Луиза ведет передачи на сербском. Все 6 минут в сутки. В передачах не рекомендовано рассказывать о собственно сербском – ибо это может быть истолковано либо как разжигание межнациональной розни, либо – как межрелигиозной, либо – провоцировать экстремизм и нарушение международных договоренностей. Новости спорта также не рекомендуется освещать, поскольку незачем напоминать сербам о том, что они больше не являются гражданами Югославии. Что же остается?

Остаются «хороскопчики». Они – «общечеловечны».

Потому и безопасны.

Данило ждет Луизу, а Юлка – тех, кто принесет ей весточку о сыне.

***

 

Закончив работу по съемке архивов на микропленку, уехали в Белград Саша Радош и Владимир Милосавлевич. Закончили архивную работу и «общечеловеческие клерки»: Оливье пошел на повышение, а Андреа, как раз наоборот. Моя работа подходила к концу, – и все свое свободное время я посвящал изучению документов по сербско-албанским отношениям. Теперь многое прояснилось: в первую очередь то, какую страшную роль в разрушении Сербства сыграли коммунисты.

Дело в том, что у меня была куча скандалов с сербами по поводу коммунистов и демократов. В моем сознании с демократами ассоциировалось все то, до чего нас довели за последние годы, а с коммунистами – вовсе не дедушка Ленин или партократы-казнокрады, но те люди старшего поколения, которые хотя бы пытаются боротся с проявлениями Зла из бездны. Ясно, что борьба их, скорее всего, безсмысленна. Но ведь они были искренни. Хоть и сердца их не были омыты покаянием.

 

Работа в архиве позволила соприкоснуться с некоторыми фактами, проливающими свет на то, какую роль в сербской трагедии сыграли коммунисты.
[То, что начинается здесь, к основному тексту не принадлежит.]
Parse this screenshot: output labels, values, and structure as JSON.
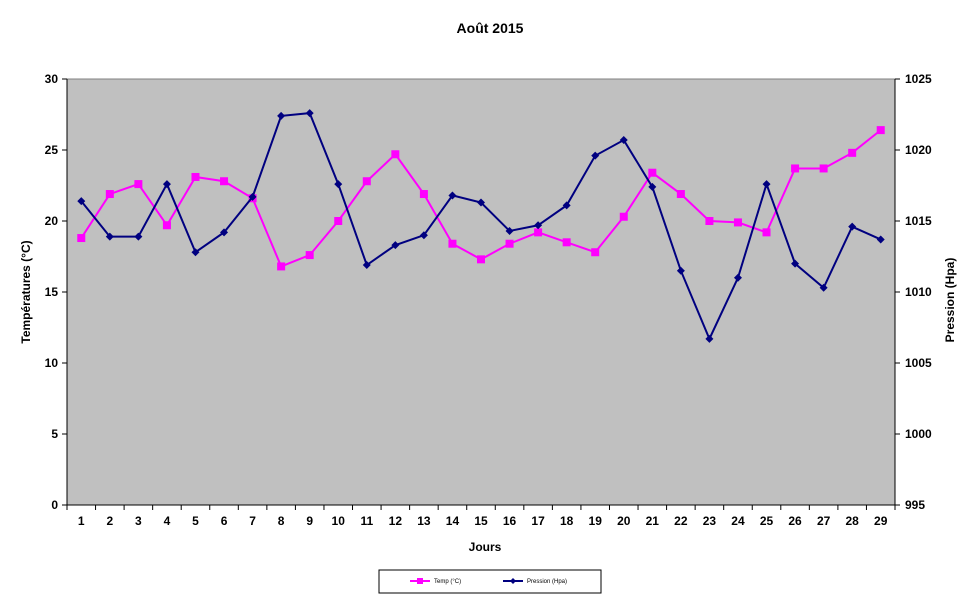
{
  "chart_data": {
    "type": "line",
    "title": "Août 2015",
    "xlabel": "Jours",
    "ylabel_left": "Températures (°C)",
    "ylabel_right": "Pression (Hpa)",
    "categories": [
      "1",
      "2",
      "3",
      "4",
      "5",
      "6",
      "7",
      "8",
      "9",
      "10",
      "11",
      "12",
      "13",
      "14",
      "15",
      "16",
      "17",
      "18",
      "19",
      "20",
      "21",
      "22",
      "23",
      "24",
      "25",
      "26",
      "27",
      "28",
      "29"
    ],
    "ylim_left": [
      0,
      30
    ],
    "yticks_left": [
      0,
      5,
      10,
      15,
      20,
      25,
      30
    ],
    "ylim_right": [
      995,
      1025
    ],
    "yticks_right": [
      995,
      1000,
      1005,
      1010,
      1015,
      1020,
      1025
    ],
    "grid": false,
    "legend_position": "bottom",
    "series": [
      {
        "name": "Temp (°C)",
        "axis": "left",
        "color": "#ff00ff",
        "marker": "square",
        "values": [
          18.8,
          21.9,
          22.6,
          19.7,
          23.1,
          22.8,
          21.6,
          16.8,
          17.6,
          20.0,
          22.8,
          24.7,
          21.9,
          18.4,
          17.3,
          18.4,
          19.2,
          18.5,
          17.8,
          20.3,
          23.4,
          21.9,
          20.0,
          19.9,
          19.2,
          23.7,
          23.7,
          24.8,
          26.4
        ]
      },
      {
        "name": "Pression (Hpa)",
        "axis": "right",
        "color": "#000080",
        "marker": "diamond",
        "values": [
          1016.4,
          1013.9,
          1013.9,
          1017.6,
          1012.8,
          1014.2,
          1016.7,
          1022.4,
          1022.6,
          1017.6,
          1011.9,
          1013.3,
          1014.0,
          1016.8,
          1016.3,
          1014.3,
          1014.7,
          1016.1,
          1019.6,
          1020.7,
          1017.4,
          1011.5,
          1006.7,
          1011.0,
          1017.6,
          1012.0,
          1010.3,
          1014.6,
          1013.7
        ]
      }
    ]
  }
}
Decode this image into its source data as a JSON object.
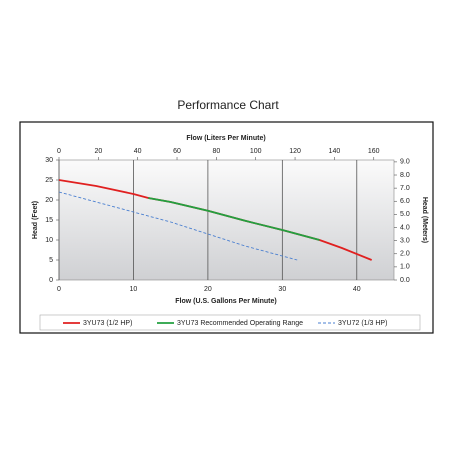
{
  "chart_data": {
    "type": "line",
    "title": "Performance Chart",
    "xlabel": "Flow (U.S. Gallons Per Minute)",
    "x2label": "Flow (Liters Per Minute)",
    "ylabel": "Head (Feet)",
    "y2label": "Head (Meters)",
    "xlim": [
      0,
      45
    ],
    "xticks": [
      0,
      10,
      20,
      30,
      40
    ],
    "x2lim": [
      0,
      170.3
    ],
    "x2ticks": [
      0,
      20,
      40,
      60,
      80,
      100,
      120,
      140,
      160
    ],
    "ylim": [
      0,
      30
    ],
    "yticks": [
      0,
      5,
      10,
      15,
      20,
      25,
      30
    ],
    "y2lim": [
      0,
      9.144
    ],
    "y2ticks": [
      {
        "value": 0,
        "label": "0.0"
      },
      {
        "value": 1,
        "label": "1.0"
      },
      {
        "value": 2,
        "label": "2.0"
      },
      {
        "value": 3,
        "label": "3.0"
      },
      {
        "value": 4,
        "label": "4.0"
      },
      {
        "value": 5,
        "label": "5.0"
      },
      {
        "value": 6,
        "label": "6.0"
      },
      {
        "value": 7,
        "label": "7.0"
      },
      {
        "value": 8,
        "label": "8.0"
      },
      {
        "value": 9,
        "label": "9.0"
      }
    ],
    "grid": true,
    "series": [
      {
        "name": "3YU73 (1/2 HP)",
        "color": "#e02020",
        "dash": false,
        "x": [
          0,
          5,
          10,
          12,
          15,
          20,
          25,
          30,
          35,
          38,
          42
        ],
        "values": [
          25,
          23.5,
          21.5,
          20.5,
          19.5,
          17.3,
          14.8,
          12.5,
          10,
          8,
          5
        ]
      },
      {
        "name": "3YU73 Recommended Operating Range",
        "color": "#22a040",
        "dash": false,
        "x": [
          12,
          15,
          20,
          25,
          30,
          35
        ],
        "values": [
          20.5,
          19.5,
          17.3,
          14.8,
          12.5,
          10
        ]
      },
      {
        "name": "3YU72 (1/3 HP)",
        "color": "#4a7fd0",
        "dash": true,
        "x": [
          0,
          5,
          10,
          15,
          20,
          25,
          30,
          32
        ],
        "values": [
          22,
          19.5,
          17,
          14.5,
          11.5,
          8.5,
          6,
          5
        ]
      }
    ]
  }
}
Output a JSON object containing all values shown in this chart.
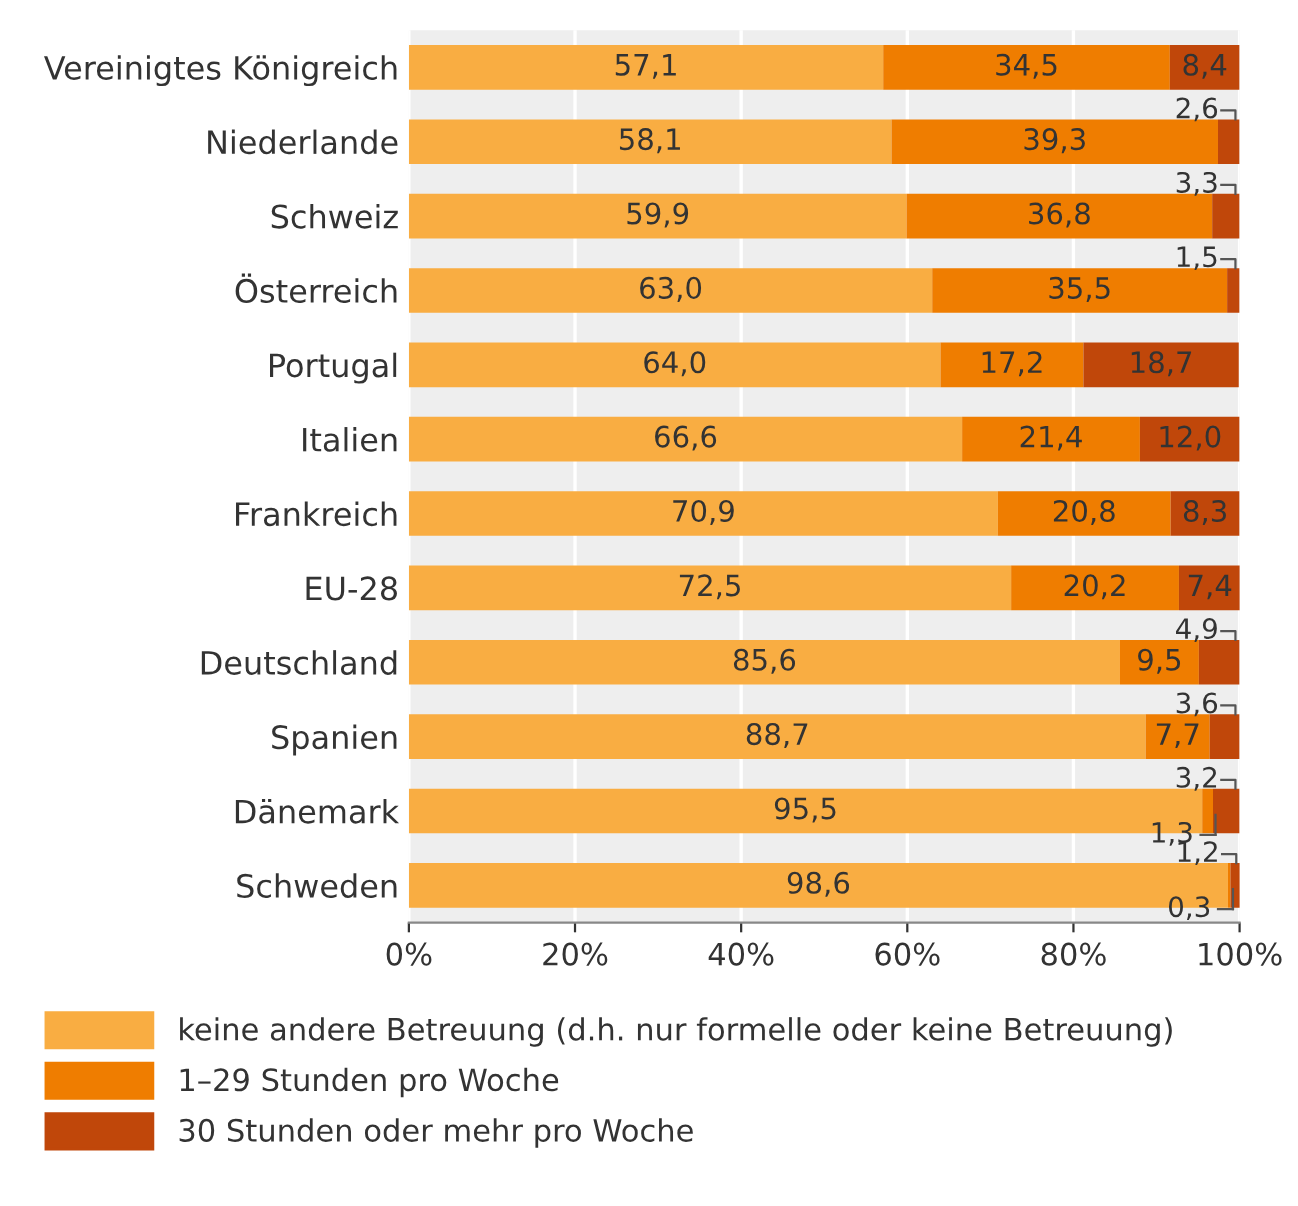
{
  "chart_data": {
    "type": "bar",
    "orientation": "horizontal",
    "stacked": true,
    "categories": [
      "Vereinigtes Königreich",
      "Niederlande",
      "Schweiz",
      "Österreich",
      "Portugal",
      "Italien",
      "Frankreich",
      "EU-28",
      "Deutschland",
      "Spanien",
      "Dänemark",
      "Schweden"
    ],
    "series": [
      {
        "name": "keine andere Betreuung (d.h. nur formelle oder keine Betreuung)",
        "color": "#f9ad42",
        "values": [
          57.1,
          58.1,
          59.9,
          63.0,
          64.0,
          66.6,
          70.9,
          72.5,
          85.6,
          88.7,
          95.5,
          98.6
        ],
        "value_labels": [
          "57,1",
          "58,1",
          "59,9",
          "63,0",
          "64,0",
          "66,6",
          "70,9",
          "72,5",
          "85,6",
          "88,7",
          "95,5",
          "98,6"
        ]
      },
      {
        "name": "1–29 Stunden pro Woche",
        "color": "#ef7d00",
        "values": [
          34.5,
          39.3,
          36.8,
          35.5,
          17.2,
          21.4,
          20.8,
          20.2,
          9.5,
          7.7,
          1.3,
          0.3
        ],
        "value_labels": [
          "34,5",
          "39,3",
          "36,8",
          "35,5",
          "17,2",
          "21,4",
          "20,8",
          "20,2",
          "9,5",
          "7,7",
          "1,3",
          "0,3"
        ]
      },
      {
        "name": "30 Stunden oder mehr pro Woche",
        "color": "#c0470a",
        "values": [
          8.4,
          2.6,
          3.3,
          1.5,
          18.7,
          12.0,
          8.3,
          7.4,
          4.9,
          3.6,
          3.2,
          1.2
        ],
        "value_labels": [
          "8,4",
          "2,6",
          "3,3",
          "1,5",
          "18,7",
          "12,0",
          "8,3",
          "7,4",
          "4,9",
          "3,6",
          "3,2",
          "1,2"
        ]
      }
    ],
    "xlim": [
      0,
      100
    ],
    "xticks": [
      {
        "value": 0,
        "label": "0%"
      },
      {
        "value": 20,
        "label": "20%"
      },
      {
        "value": 40,
        "label": "40%"
      },
      {
        "value": 60,
        "label": "60%"
      },
      {
        "value": 80,
        "label": "80%"
      },
      {
        "value": 100,
        "label": "100%"
      }
    ],
    "grid": "x",
    "legend": "bottom"
  }
}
Как и любой политик, разыгрывающий карту «межнациональных» взаимоотношений, Тито использовал банальный прием противоборства «малых национализмов» «сербскому великодержавному шовинизму». Дабы завоевать симпатии шиптарей, коммунисты Югославии пообещали передать Албании Косово и Метохию. Для Тито тогда не играло особой роли: в чьем административном подчинении будет этот край, поскольку целью Иосифа Броз было построение Балканской Федерации, которая объединила бы Югославию, Албанию и Болгарию. Тито пообещал покровительствовать шиптарям, и он сдержал свое обещание.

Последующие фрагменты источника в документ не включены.